I’ve learned asset acquisition doesn’t require a bill of sale or a deed. My imagination appropriates whichever asset I am currently enchanted by, sometimes slightly obsessed with, and gives it to one of my characters in my work-in-progress.
That villa in No Virgin Island where Sabrina Salter first saw the body of a dead man slung back onto a hammock next to an octagonal pool? It was my favorite place to escape to on St. John for vacations for decades and the one house in the world I would buy if it were still standing.
I am drawn to an antique Greek revival home on the back roads near me. The sun casts shadows on it at the end of the day that entice me to break in and see what it looks like inside. Rather than becoming a criminal, I gave the house to Rick, a hardened homicide cop, whose life inside his gentile home showcases his softer side. I googled the house and found photos from the last sale. Then I redecorated it for Rick.
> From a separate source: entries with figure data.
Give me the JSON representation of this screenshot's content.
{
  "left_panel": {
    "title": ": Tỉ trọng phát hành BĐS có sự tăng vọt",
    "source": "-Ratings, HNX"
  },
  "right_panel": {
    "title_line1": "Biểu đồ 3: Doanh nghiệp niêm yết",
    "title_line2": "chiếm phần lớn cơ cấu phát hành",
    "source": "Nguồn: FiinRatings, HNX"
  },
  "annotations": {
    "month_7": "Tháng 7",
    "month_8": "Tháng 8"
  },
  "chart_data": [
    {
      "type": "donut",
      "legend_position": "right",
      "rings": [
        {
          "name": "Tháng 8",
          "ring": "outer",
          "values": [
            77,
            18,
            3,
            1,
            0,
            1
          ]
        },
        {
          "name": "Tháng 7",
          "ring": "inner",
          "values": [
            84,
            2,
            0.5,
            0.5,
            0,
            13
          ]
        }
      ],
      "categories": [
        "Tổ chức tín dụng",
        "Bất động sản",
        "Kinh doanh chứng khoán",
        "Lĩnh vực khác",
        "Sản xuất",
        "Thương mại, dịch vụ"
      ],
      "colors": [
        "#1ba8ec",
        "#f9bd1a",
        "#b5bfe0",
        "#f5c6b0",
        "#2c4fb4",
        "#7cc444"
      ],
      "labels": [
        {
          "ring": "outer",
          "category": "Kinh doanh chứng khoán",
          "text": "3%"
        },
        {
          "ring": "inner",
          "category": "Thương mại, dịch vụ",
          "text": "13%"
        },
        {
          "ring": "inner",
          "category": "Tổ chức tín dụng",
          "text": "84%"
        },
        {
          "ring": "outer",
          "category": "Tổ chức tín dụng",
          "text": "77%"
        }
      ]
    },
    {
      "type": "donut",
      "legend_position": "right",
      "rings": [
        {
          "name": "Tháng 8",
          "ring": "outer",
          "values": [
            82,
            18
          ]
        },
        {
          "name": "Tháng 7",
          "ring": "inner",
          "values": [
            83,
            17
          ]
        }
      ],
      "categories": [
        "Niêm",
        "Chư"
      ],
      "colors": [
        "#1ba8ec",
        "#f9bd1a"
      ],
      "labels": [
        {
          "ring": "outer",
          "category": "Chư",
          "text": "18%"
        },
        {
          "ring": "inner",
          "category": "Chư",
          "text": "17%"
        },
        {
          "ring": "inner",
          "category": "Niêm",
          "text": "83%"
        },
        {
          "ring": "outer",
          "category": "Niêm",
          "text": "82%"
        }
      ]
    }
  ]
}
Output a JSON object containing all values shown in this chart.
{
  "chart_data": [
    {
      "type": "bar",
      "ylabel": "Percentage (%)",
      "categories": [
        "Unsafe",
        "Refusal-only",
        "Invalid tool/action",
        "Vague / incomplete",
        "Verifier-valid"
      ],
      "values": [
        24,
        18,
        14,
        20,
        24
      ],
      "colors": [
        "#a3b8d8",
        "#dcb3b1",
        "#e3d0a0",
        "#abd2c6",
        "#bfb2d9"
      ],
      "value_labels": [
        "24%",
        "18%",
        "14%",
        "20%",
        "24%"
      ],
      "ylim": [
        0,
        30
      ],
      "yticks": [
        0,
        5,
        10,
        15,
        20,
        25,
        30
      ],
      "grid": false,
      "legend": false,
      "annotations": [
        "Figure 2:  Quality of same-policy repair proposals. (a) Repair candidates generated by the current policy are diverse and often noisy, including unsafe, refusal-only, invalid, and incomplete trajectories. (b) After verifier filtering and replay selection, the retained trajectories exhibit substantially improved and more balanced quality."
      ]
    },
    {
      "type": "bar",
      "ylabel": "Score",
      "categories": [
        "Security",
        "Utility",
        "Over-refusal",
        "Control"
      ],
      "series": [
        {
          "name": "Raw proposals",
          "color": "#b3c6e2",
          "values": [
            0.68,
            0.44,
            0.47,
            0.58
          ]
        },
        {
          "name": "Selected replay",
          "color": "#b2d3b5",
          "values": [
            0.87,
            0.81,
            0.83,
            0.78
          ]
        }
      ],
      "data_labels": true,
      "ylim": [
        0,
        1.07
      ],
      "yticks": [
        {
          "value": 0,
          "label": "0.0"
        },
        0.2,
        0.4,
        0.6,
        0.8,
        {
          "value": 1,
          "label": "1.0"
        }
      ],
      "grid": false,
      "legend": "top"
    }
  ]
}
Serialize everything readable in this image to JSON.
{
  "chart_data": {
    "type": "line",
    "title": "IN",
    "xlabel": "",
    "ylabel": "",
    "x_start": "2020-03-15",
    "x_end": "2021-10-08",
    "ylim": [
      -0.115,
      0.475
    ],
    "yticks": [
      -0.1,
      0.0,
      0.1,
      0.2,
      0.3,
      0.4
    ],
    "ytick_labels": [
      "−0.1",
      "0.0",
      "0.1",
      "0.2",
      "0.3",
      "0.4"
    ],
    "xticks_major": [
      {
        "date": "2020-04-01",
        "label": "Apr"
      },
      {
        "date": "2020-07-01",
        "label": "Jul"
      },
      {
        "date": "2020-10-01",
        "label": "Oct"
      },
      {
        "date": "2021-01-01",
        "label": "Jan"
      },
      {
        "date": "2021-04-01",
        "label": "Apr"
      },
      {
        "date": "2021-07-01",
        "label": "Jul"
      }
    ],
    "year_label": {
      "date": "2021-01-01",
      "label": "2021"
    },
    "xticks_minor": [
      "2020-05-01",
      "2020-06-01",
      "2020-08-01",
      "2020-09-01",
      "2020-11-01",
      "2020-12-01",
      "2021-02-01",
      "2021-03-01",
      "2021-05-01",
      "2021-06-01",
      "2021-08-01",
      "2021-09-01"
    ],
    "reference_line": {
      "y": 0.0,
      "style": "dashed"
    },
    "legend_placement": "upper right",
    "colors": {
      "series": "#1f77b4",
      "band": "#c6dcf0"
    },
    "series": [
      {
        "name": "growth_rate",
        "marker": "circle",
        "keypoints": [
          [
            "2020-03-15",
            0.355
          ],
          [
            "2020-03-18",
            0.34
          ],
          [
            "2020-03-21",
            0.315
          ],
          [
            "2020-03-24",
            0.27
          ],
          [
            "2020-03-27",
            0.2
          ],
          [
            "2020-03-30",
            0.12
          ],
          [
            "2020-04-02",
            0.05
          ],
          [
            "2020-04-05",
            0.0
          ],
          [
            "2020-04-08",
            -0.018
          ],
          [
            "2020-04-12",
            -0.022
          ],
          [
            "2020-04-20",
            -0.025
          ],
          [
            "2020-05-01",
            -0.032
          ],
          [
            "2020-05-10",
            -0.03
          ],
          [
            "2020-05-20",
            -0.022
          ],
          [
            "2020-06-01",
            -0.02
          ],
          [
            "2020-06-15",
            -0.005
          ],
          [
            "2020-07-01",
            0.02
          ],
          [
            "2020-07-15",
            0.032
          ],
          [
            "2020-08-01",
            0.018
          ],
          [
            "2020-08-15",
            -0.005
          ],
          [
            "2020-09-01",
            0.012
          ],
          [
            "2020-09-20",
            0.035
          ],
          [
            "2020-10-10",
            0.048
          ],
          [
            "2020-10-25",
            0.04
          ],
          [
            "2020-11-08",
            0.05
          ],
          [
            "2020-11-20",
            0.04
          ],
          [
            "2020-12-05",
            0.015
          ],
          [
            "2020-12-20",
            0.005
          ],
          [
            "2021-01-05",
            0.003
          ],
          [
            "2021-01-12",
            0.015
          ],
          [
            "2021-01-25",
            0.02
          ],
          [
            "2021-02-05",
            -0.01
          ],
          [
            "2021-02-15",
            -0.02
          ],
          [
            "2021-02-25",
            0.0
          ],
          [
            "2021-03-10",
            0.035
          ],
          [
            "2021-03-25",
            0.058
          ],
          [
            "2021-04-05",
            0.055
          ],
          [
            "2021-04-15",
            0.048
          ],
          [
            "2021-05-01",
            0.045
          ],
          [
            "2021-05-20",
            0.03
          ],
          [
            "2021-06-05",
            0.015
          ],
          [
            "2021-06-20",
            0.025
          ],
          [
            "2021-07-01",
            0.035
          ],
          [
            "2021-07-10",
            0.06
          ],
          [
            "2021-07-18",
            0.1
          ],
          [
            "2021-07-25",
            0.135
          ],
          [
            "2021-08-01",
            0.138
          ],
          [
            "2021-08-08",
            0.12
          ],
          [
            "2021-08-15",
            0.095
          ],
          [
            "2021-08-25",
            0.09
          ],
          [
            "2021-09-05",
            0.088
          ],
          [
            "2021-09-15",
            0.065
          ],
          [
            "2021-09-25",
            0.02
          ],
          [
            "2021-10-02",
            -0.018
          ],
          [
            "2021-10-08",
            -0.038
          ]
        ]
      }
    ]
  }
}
Olivia Rose was born to have a conservatory, so I gave her one in a beautiful Tudor home located on Moss Hill in Jamaica Plain, Boston. I filled the conservatory with plants and furniture I love, and coincidentally so does Olivia. (You’ll have an opportunity soon to visit Olivia’s conservatory but that’s also a blog for another day.)
When I first saw the snazzy Jeep Rubicons people drive in to Cape Cod from urban areas (a blog for another day), I knew Nora O’Brien, the newbie lawyer, daughter of Danny O’Brien of Oh Danny Girl had to have one and she did.
I decorate houses in my books, dress characters in clothes I never could or would wear, have as much pleasure as if I had personally acquired them. I never have buyer’s remorse and don’t spend a penny. I never have to agonize about whether they spark joy or not. I have wealth only a writer can gain. The only price I pay is exercising my imagination.
How do you use your imagination to bring joy into your writing?